1. That the evidence is insufficient to sustain the verdict of the jury.
2. That the verdict of the jury in favor of the plaintiff and assessing her damages in the sum of $200.00 “for inconvenience sustained” is not respon- ■ sive to the issues and the instructions of the court.
We shall first consider the question as to whether the evidence is insufficient to sustain the verdict.
It is the contention of the plaintiff that defendant’s service men had been in the Borner basement between October ISth and October 16th and that by reason of their negligence the vent pipe had been disconnected and as a result gas fumes escaped into the several rooms of plaintiffs home causing the injuries to her health as alleged in the complaint.

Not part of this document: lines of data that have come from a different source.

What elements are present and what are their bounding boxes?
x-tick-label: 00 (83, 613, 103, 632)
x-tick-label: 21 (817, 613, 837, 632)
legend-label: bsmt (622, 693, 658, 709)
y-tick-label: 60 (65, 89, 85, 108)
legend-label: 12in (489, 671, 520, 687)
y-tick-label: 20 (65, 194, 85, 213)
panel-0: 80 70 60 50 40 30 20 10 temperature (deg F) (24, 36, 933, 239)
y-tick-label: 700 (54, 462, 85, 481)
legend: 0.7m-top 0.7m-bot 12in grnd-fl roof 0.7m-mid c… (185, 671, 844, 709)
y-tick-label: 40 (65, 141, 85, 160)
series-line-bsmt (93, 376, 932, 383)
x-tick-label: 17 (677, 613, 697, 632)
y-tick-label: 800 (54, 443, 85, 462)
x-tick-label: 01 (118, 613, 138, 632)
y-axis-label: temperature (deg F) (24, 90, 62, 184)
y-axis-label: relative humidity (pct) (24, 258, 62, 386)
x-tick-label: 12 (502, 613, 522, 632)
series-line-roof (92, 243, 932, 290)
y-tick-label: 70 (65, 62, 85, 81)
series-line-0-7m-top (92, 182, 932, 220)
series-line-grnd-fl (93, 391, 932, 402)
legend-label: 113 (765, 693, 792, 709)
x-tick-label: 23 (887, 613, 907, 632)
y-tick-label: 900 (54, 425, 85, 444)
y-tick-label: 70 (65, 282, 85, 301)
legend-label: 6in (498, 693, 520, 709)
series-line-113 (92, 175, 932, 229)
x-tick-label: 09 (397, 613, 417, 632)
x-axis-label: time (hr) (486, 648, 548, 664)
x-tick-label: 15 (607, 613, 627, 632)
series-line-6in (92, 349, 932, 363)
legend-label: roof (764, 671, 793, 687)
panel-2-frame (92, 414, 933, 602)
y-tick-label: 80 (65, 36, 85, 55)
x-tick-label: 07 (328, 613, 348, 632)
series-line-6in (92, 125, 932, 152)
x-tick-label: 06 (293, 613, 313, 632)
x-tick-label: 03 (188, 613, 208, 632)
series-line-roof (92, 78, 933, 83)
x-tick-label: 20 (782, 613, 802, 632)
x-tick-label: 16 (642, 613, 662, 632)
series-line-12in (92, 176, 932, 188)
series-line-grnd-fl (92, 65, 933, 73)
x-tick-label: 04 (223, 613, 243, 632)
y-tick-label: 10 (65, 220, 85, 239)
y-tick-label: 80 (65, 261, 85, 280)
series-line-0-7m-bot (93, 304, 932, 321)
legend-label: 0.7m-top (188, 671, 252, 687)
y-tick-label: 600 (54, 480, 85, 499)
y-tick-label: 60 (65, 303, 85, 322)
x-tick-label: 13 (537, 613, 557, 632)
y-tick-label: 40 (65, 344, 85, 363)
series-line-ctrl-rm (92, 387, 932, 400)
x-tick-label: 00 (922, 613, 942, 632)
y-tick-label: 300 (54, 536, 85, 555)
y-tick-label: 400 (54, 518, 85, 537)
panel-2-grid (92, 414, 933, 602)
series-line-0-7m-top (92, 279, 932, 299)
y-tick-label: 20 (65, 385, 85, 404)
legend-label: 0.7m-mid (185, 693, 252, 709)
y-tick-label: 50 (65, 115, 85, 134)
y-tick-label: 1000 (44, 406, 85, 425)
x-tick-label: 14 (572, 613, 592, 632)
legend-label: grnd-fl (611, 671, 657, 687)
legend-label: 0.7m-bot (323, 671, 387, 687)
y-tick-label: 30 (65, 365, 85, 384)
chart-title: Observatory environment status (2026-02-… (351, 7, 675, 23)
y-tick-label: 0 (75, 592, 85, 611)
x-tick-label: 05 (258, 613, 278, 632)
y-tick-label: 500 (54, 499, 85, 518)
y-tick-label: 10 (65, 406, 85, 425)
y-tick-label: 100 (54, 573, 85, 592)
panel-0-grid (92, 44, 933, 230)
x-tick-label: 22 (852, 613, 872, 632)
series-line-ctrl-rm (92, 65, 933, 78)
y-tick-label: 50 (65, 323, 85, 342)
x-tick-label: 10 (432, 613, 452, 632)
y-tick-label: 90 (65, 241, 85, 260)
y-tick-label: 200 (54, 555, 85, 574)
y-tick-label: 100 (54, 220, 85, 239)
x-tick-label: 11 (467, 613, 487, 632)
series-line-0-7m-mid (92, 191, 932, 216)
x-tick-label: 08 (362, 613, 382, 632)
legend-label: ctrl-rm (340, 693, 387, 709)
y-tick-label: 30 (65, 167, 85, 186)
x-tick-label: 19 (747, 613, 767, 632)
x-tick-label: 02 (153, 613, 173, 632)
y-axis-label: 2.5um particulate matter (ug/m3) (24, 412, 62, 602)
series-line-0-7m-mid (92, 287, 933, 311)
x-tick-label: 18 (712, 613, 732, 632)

It is well settled that on appeal from a judgment entered upon the verdict of a jury the evidence will be considered in the most favorable light to the prevailing party. However, if the evidence is such that under all the circumstances reasonable men could arrive at but one conclusion the issue becomes a question of law for the court. Martin v. Parkins, 55 N.D. 339, 213 N.W. 574; McGregor v. Great Northern Ry. Co., 31 N.D. 471, 154 N.W. 261.
Plaintiff’s cause of action was founded upon alleged negligence on the part of the defendant in checking and inspecting the furnace in her residence. We have carefully reviewed the entire record and find no competent evidence of any negligence on the part of defendant; there was therefore no issue of fact for submission to the jury. In view of our conclusion that the evidence is insufficient to establish negligence on the part of the defendant it will not be necessary to consider the form or regularity of the verdict.

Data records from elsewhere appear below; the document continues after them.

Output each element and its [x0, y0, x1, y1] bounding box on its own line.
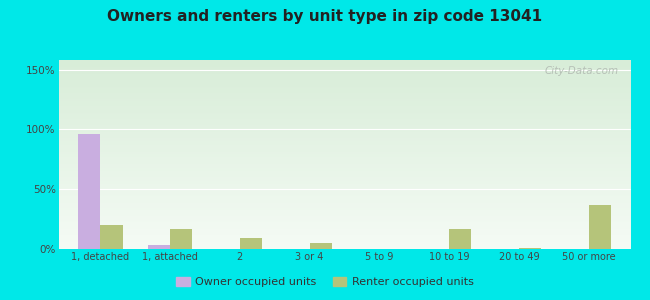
- Legend: Owner occupied units, Renter occupied units: Owner occupied units, Renter occupied un…: [172, 272, 478, 291]
- Text: City-Data.com: City-Data.com: [545, 66, 619, 76]
- Bar: [240, 238, 262, 249]
- Text: Owners and renters by unit type in zip code 13041: Owners and renters by unit type in zip c…: [107, 9, 543, 24]
- Bar: [589, 205, 611, 249]
- Bar: [449, 229, 471, 249]
- Bar: [519, 248, 541, 249]
- Bar: [148, 245, 170, 249]
- Bar: [78, 134, 100, 249]
- Bar: [309, 243, 332, 249]
- Bar: [100, 225, 123, 249]
- Bar: [170, 229, 192, 249]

The judgment of the district court is reversed and the case is remanded with directions to vacate the judgment and to dismiss the action.
Rehearing
On Petition for Rehearing
Plaintiff has petitioned for rehearing, and contends that the opinion herein is a departure from the rule followed in the recent case of Jacobs v. Bever, N.D., 55 N.W.2d 512. Upon the issues of fact the Bever case is clearly distinguishable from the case at bar. In the Bever case the plaintiff sued the defendant for damages resulting from the latter’s negligence. Plaintiff and defendant were riding in defendant’s car when the battery cable broke and the car stopped. In order to repair the break it became necessary to get under the car. Plaintiff went under the car and while he was there the car started and he was injured. There was a sharp dispute in the testimony as to whether defendant asked plaintiff to get under the car and whether defendant negligently started the car while the plaintiff was under it. There was therefore a question of fact which was properly submitted to the jury. The jury
It is the contention of the plaintiff in the case at bar that defendant’s employees were in the basement between October 15th and 16th and that they negligently disconnected the vent pipe of the furnace and left it lying on the floor. There is no evidence in the record that any of defendant’s employees were in plaintiff’s basement between September 14th when the pilot light was lit by Kredler and the evening of October 17th, when Gates and Kredler were called by Paul Borner. To so hold would be pure speculation wholly unsupported by any credible evidence. The only person, who, according to his own testimony, was in the basement on October 15th was Paul Borner, husband of the plaintiff. The record presents no issue of fact for submission to the jury on the question of defendant’s negligence. It is well settled that negligence or contributory negligence is a question of fact to be determined by the jury; but when reasonable men can draw but one conclusion from the evidence the question becomes one of law for the court. Martin v. Parkins, 55 N.D. 339, 213 N.W. 574; Ekren v. Minneapolis, St. P. & S. S. M. R. Co., N.D., 61 N.W.2d 193.
Plaintiff further contends that defendant’s motion for directed verdict upon the grounds of insufficiency of the evidence was defective in that it did not specify in what particulars the evidence was insufficient. This matter was given careful attention in the opinion herein and need not be considered further here.
Rehearing denied.
MORRIS, C. J., and BURKE and GRIMSON, JJ., concur.